A lot of people want to know what I was feeling when I was converting to Judaism. On that last day as I stood naked in the mikveh and saying the blessings in Hebrew that would officially make me Jewish, what was I feeling?
The first time I converted was through a Reform rabbi in Orangevale, Marvin Schwab.
We went to the mikveh, however, at Sacramento’s Orthodox shul Kenesset Israel.
I was still very much in the grip of Chronic Fatigue Syndrome at the time. I remember we had to wait around for the Orthodox rabbi to come open the mikveh for us. It was April in 1993.
When he finally rushed up, he said to my Reform rabbi, “Don’t go in the shul.”
“What did you think I was going to do? Eat a cheeseburger in there?”
I’m not sure if Rabbi Schwab said that or should’ve said that in response.
So the mikveh water was warm. We did the traditional blessings. We had two additional witnesses. And I was done with my initial conversion.
My feelings were relief and exhaustion.
Why relief? Because I had decided to base my life upon my new Jewish identity and if I could not get through the conversion process, I wasn’t a real Jew.

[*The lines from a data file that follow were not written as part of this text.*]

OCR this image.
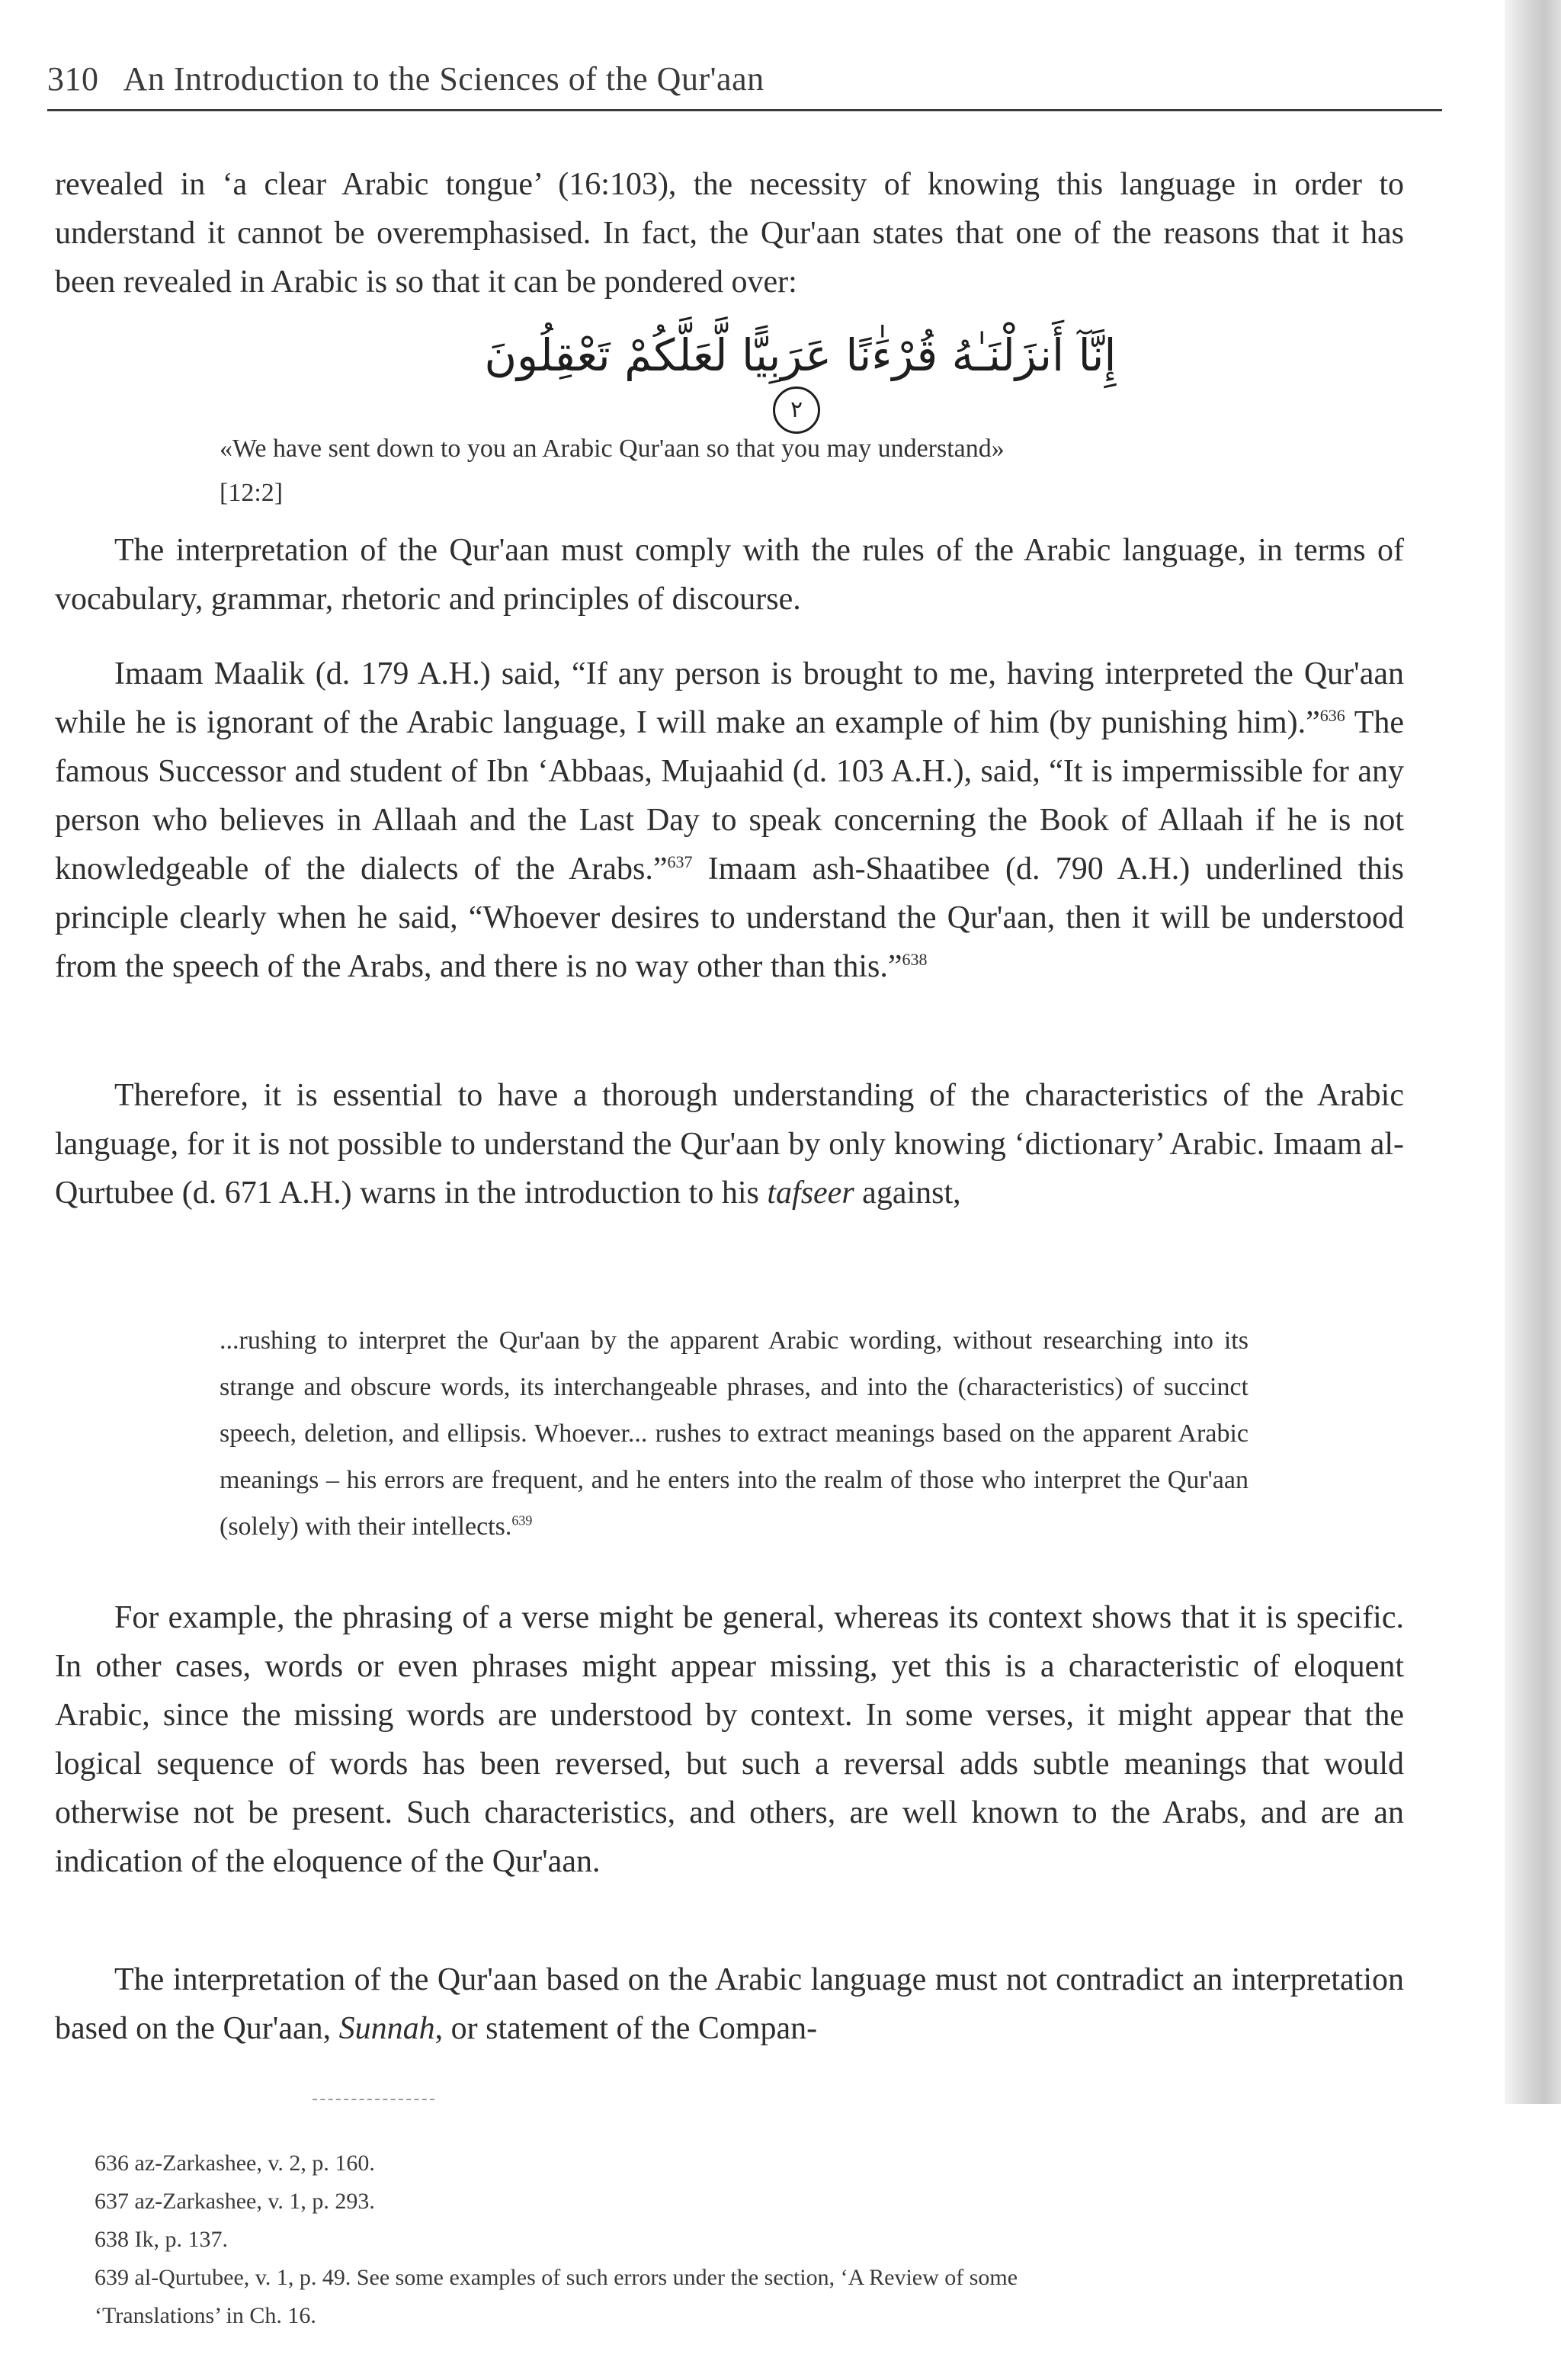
310 An Introduction to the Sciences of the Qur'aan
revealed in ‘a clear Arabic tongue’ (16:103), the necessity of knowing this language in order to understand it cannot be overemphasised. In fact, the Qur'aan states that one of the reasons that it has been revealed in Arabic is so that it can be pondered over:
إِنَّآ أَنزَلْنَـٰهُ قُرْءَٰنًا عَرَبِيًّا لَّعَلَّكُمْ تَعْقِلُونَ ٢
«We have sent down to you an Arabic Qur'aan so that you may understand»
[12:2]
The interpretation of the Qur'aan must comply with the rules of the Arabic language, in terms of vocabulary, grammar, rhetoric and principles of discourse.
Imaam Maalik (d. 179 A.H.) said, “If any person is brought to me, having interpreted the Qur'aan while he is ignorant of the Arabic language, I will make an example of him (by punishing him).”$^{636}$ The famous Successor and student of Ibn ‘Abbaas, Mujaahid (d. 103 A.H.), said, “It is impermissible for any person who believes in Allaah and the Last Day to speak concerning the Book of Allaah if he is not knowledgeable of the dialects of the Arabs.”$^{637}$ Imaam ash-Shaatibee (d. 790 A.H.) underlined this principle clearly when he said, “Whoever desires to understand the Qur'aan, then it will be understood from the speech of the Arabs, and there is no way other than this.”$^{638}$
Therefore, it is essential to have a thorough understanding of the characteristics of the Arabic language, for it is not possible to understand the Qur'aan by only knowing ‘dictionary’ Arabic. Imaam al-Qurtubee (d. 671 A.H.) warns in the introduction to his tafseer against,
...rushing to interpret the Qur'aan by the apparent Arabic wording, without researching into its strange and obscure words, its interchangeable phrases, and into the (characteristics) of succinct speech, deletion, and ellipsis. Whoever... rushes to extract meanings based on the apparent Arabic meanings – his errors are frequent, and he enters into the realm of those who interpret the Qur'aan (solely) with their intellects.$^{639}$
For example, the phrasing of a verse might be general, whereas its context shows that it is specific. In other cases, words or even phrases might appear missing, yet this is a characteristic of eloquent Arabic, since the missing words are understood by context. In some verses, it might appear that the logical sequence of words has been reversed, but such a reversal adds subtle meanings that would otherwise not be present. Such characteristics, and others, are well known to the Arabs, and are an indication of the eloquence of the Qur'aan.
The interpretation of the Qur'aan based on the Arabic language must not contradict an interpretation based on the Qur'aan, Sunnah, or statement of the Compan-
636 az-Zarkashee, v. 2, p. 160.
637 az-Zarkashee, v. 1, p. 293.
638 Ik, p. 137.
639 al-Qurtubee, v. 1, p. 49. See some examples of such errors under the section, ‘A Review of some
‘Translations’ in Ch. 16.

My second conversion was through an Orthodox Beit Din in 2009 one Sunday at the mikveh on Pico near Ralphs.
I stood naked in the mikveh.
The Av Beit Din asked me if I realized that Jews have often been hated, that Ahmadinijad, for instance, in Iran wanted to destroy Jews.
I said I believed his primary animus was towards the Jewish state of Israel and that I did not believe that he wanted to wipe out all Jews.
We discussed this for a minute but I assented to wanting to join the Jewish people even though millions of people around the world wanted to destroy us.
And then I said some blessings and bopped under the water a few times.
I think my primary feeling was a desire to do everything right. It felt akin to me to being called to the Torah and having to make certain blessings in front of the congregation. Now my audience was three Orthodox rabbis.
When I finished, my primary feeling was relief. The phrase, “They can’t take it away from me”, kept running through my head. I think the “they” was the RCC but also other Orthodox Jews who make the convert’s journey into Judaism challenging (for good and for bad).
Why relief? Because I had decided to base my life upon my new Jewish identity and if I could not get through the Orthodox conversion process, I wasn’t a real Jew.
Spiritual highs are hard to come by in Judaism. For instance, there is no Jewish music that compares to the uplift of Handel’s Messiah. Jewish music can’t hold a candle to Christian music.
Church is a much more spiritually uplifting experience than synagogue. For one thing, the focus in church is on the romantic story of Jesus, the Son of God, one part of a triune Godhead, who came to earth to live and to teach and to die on a cross to atone for humanity’s sin.
This story makes no sense from a secular perspective or a Jewish perspective, but if you can buy into it, it feels tremendously spiritual, just like the Gnostic and Hellenic religions that were the true fore-runners of Christianity.
If you go to a black Pentacostal church, you’ll feel such spiritual highs that will seem like cocaine when compared to the mellower highs you get at shul.
Dennis Prager took two non-Jewish friends to an Orthodox shul in Fairfax/La Brea. After 45-minutes, one asked him, “When do services begin?”
Because Judaism focuses on this life and on behavior rather than feelings and beliefs, it’s much harder to get spiritually high.
I sometimes feel spiritually high at the Happy Minyan or when listening to a great rabbi. Other than that, the primary good feeling I get at shul is one of camraderie.
Shul does not compare to the spiritual escape of church where you hear fantastic things about how God came to earth and walked around and talked to people and did miracles and wants you to live with Him forever in Heaven. Music in an other-worldly faith-centered romantic religion like Christianity is much more likely to be inspiring than the music produced by a this-worldly way of life focused on prosaic deeds.